Le recours à la mise à disposition de travailleurs
RH, Paie, gestion prévisionnelle

Le marché du travail est constitué d’emplois de nature juridique différente formalisés par des contrats divers. La typologie des contrats de travail est marquée par la dominance du contrat à durée indéterminée et complétée par le contrat à durée déterminée ainsi que par ceux conclus dans le cadre d’un emploi précaire ou temporaire.
Le travail temporaire a acquis son véritable statut à la faveur des décrets n° 93/572/PM relatif au travail temporaire ; et n° 93/577/PM du 15 juillet 1993 fixant les conditions d’emploi des travailleurs temporaires, occasionnels ou saisonniers.

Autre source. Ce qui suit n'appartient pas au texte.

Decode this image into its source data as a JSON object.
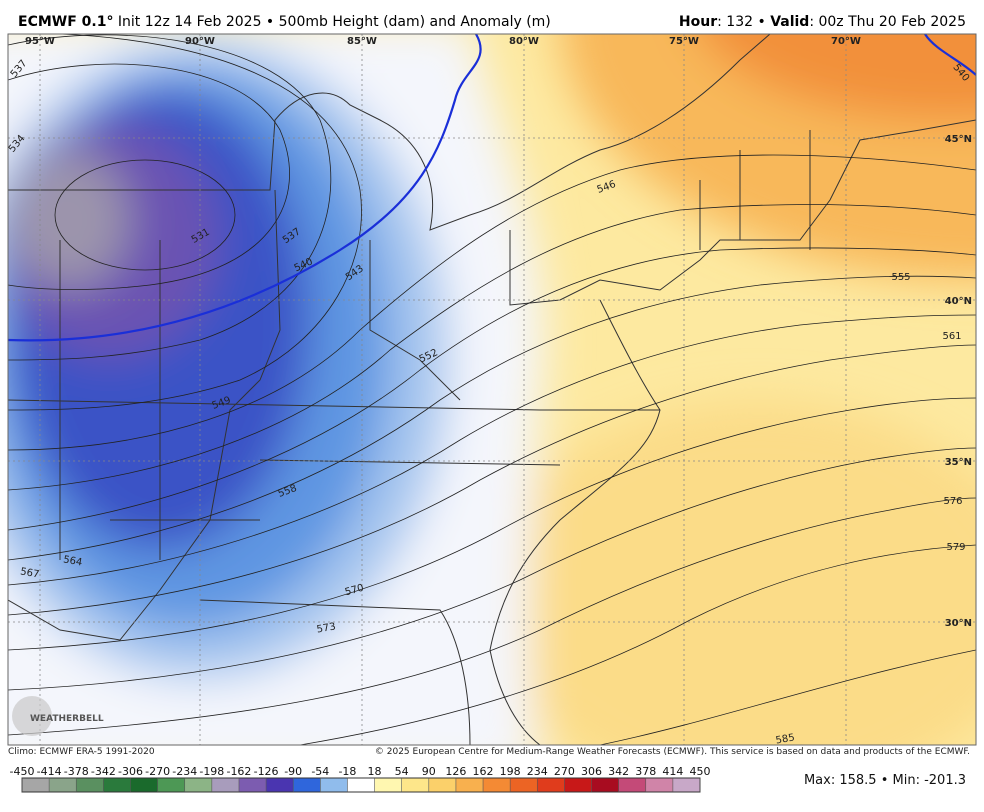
{
  "header": {
    "model": "ECMWF 0.1°",
    "subtitle": "Init 12z 14 Feb 2025 • 500mb Height (dam) and Anomaly (m)",
    "right": [
      {
        "text": "Hour",
        "bold": true
      },
      {
        "text": ": 132 • "
      },
      {
        "text": "Valid",
        "bold": true
      },
      {
        "text": ": 00z Thu 20 Feb 2025"
      }
    ]
  },
  "map": {
    "longitudes": [
      "95°W",
      "90°W",
      "85°W",
      "80°W",
      "75°W",
      "70°W"
    ],
    "latitudes": [
      "45°N",
      "40°N",
      "35°N",
      "30°N"
    ],
    "contour_labels": [
      "537",
      "534",
      "531",
      "537",
      "540",
      "543",
      "546",
      "549",
      "552",
      "555",
      "558",
      "561",
      "564",
      "567",
      "570",
      "573",
      "576",
      "579",
      "585",
      "540"
    ],
    "logo": "WEATHERBELL"
  },
  "footer": {
    "climo": "Climo: ECMWF ERA-5 1991-2020",
    "copyright": "© 2025 European Centre for Medium-Range Weather Forecasts (ECMWF). This service is based on data and products of the ECMWF.",
    "stats": "Max: 158.5 • Min: -201.3"
  },
  "colorbar": {
    "ticks": [
      -450,
      -414,
      -378,
      -342,
      -306,
      -270,
      -234,
      -198,
      -162,
      -126,
      -90,
      -54,
      -18,
      18,
      54,
      90,
      126,
      162,
      198,
      234,
      270,
      306,
      342,
      378,
      414,
      450
    ],
    "colors": [
      "#a6a6a6",
      "#8aa48a",
      "#5a9060",
      "#2a7a3c",
      "#1a6a2c",
      "#4d9855",
      "#8cb486",
      "#a89cbc",
      "#7c5cb0",
      "#4a35b0",
      "#2f66dc",
      "#90bcec",
      "#ffffff",
      "#fff7b0",
      "#fde68a",
      "#fbd06a",
      "#f8b04e",
      "#f48a34",
      "#ec6424",
      "#e03c1c",
      "#c81818",
      "#a80c20",
      "#c44a78",
      "#d084a8",
      "#c8a8c8"
    ]
  }
}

Il existe des cas de recours à la mise à disposition (l) laquelle s’exécute dans le cadre d’un contrat de mise à disposition (ll) dont l’inobservation des règles y relatives donne lieu à des sanctions (lll).

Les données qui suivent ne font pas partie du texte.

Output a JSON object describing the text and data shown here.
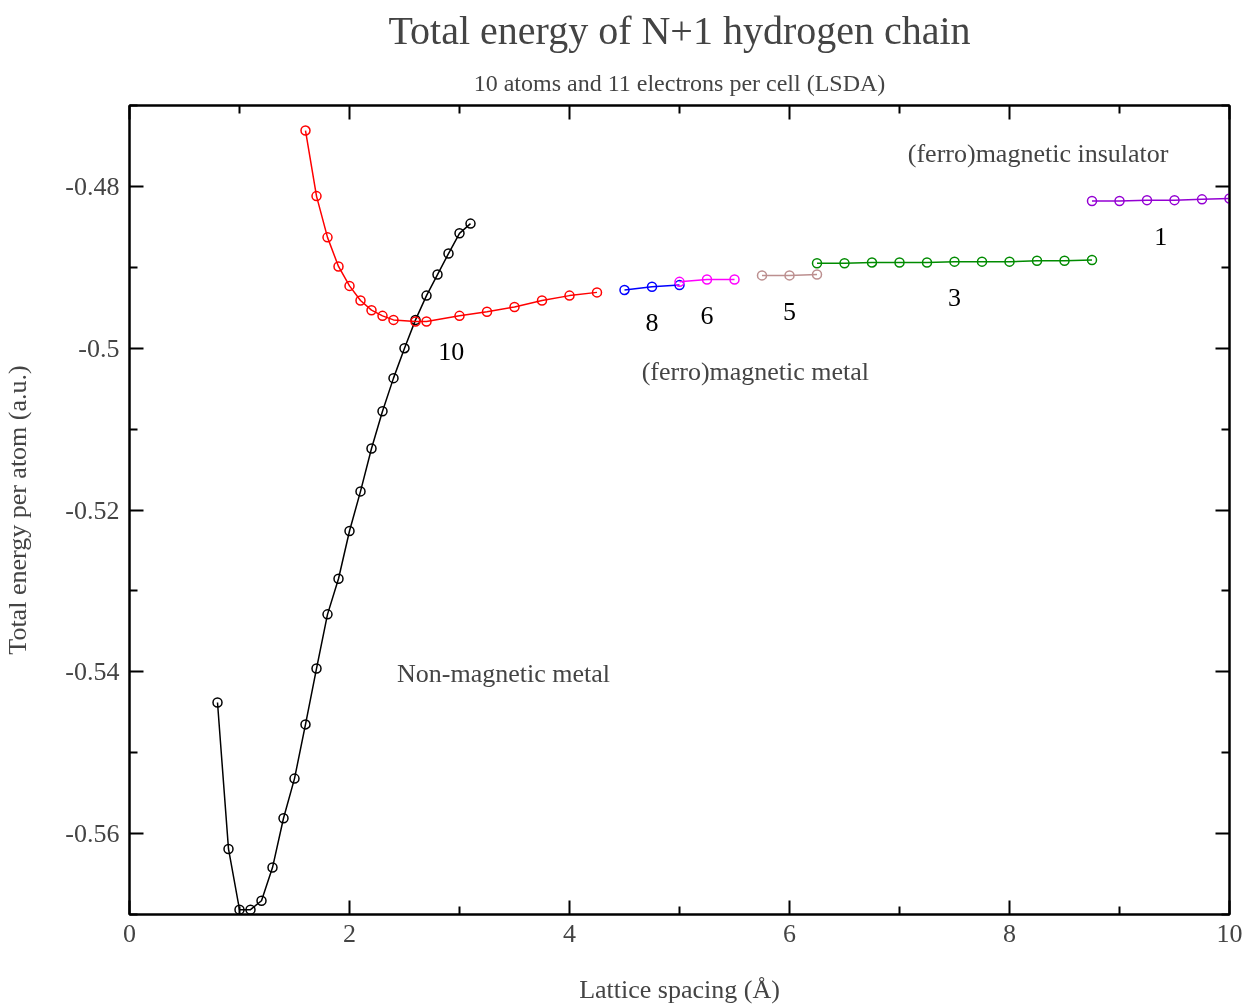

l. Les cas de recours à la mise à disposition
La règlementation (article 24 alinéa 4 du Code du Travail) fixe le cadre du recours à la mise à disposition. Celle-ci peut intervenir en vue du remplacement d’un travailleur absent (1.1) et en raison d’un accroissement temporaire de l’activité d’une entreprise (1.2). Cependant, il existe des emplois temporaires par nature (1.3).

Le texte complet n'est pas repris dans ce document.